Mars Rover Snaps Images Of Mysterious Rocks Caused By Violent Volcanic Eruptions On Red Planet

mars rovers
Researchers have determined that a type of rock on Mars may be the result of cataclysmic eruptions from colossal volcanic calderas. The team from Arizona State University have been scouring data collected over decades, covering several Mars missions.

A team of researchers led by Steve Ruff of Arizona State University's School of Earth and Space Exploration have resolved that ambiguous olivine-rich bedrock in Gusev crater and in and around Jezero crater may be "ignimbrite." This type of rock is typically the result of extremely hot volcanic calderas.

Results of the study conducted by the team has been published in Icarus, as they hope that the findings will lead to a better understanding of olivine-rich bedrock in other places on the Red Planet. They believe that the study may also indicate a style of volcanism more common on Mars' early history.

"There are lots of ideas for the origin of olivine-rich bedrock that covers large portions of a region called Nili Fossae, which includes Jezero crater," Ruff explained. "It's a debate that's been going on for nearly 20 years."

spirit rover
Image Courtesy of NASA/JPL

Data collected during NASA's Spirit rover mission has provided crucial information. As the team looked over images taken from Spirit's Microscopic Imager, which is similar to a geologist's hand lens, they noticed rocks with an unusual texture. When Ruff compared the images to an online library with images of rocks on Earth, he came across volcanic rocks with similar textures and that looked very similar to those in the mosaics from Mars.

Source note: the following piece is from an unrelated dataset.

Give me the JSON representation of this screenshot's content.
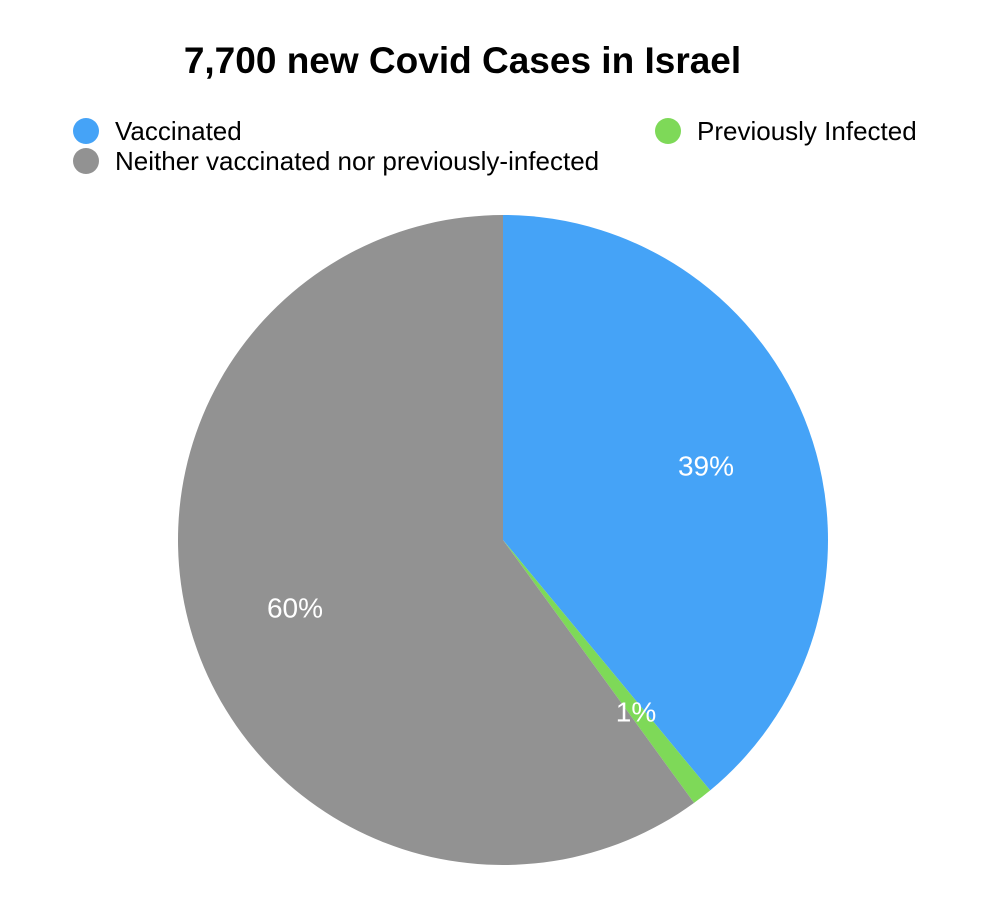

"That was a eureka moment," Ruff stated. "I was seeing the same kind of textures in the rocks of Gusev crater as those in a very specific kind of volcanic rock found here on Earth."

rock sample
Images Courtesy of NASA/JPL/USGS and Scripps Institution of Oceanography

The images being compared were a type of rock called "ignimbrite," which is actually both igneous and sedimentary at once. Ignimbrites are the result of flows of pyroclastic ash, pumice and blocks from the largest volcanic explosions known on Earth.

These ignimbrite deposits form over months or years as they slowly cool. The result is an intricate network of fractures known as cooling joints. It was notably similar fracture patterns in the olivine-rich bedrock deposits on Mars that Ruff recognized.

"No one had previously suggested ignimbrites as an explanation for olivine-rich bedrock on Mars," Ruff indicated. "And it's possible that this is the kind of rock that the Perseverance rover has been driving around on and sampling for the past year."

"Now with the strong evidence for ancient olivine-rich ignimbrites on Mars, maybe this points to a style of volcanism, cataclysmic explosive eruptions of olivine-rich magma, that happens in the early geologic evolution of a planet." Ruff added, "The answer in the case of Mars may come from rock samples collected by Perseverance and returned to Earth by future missions."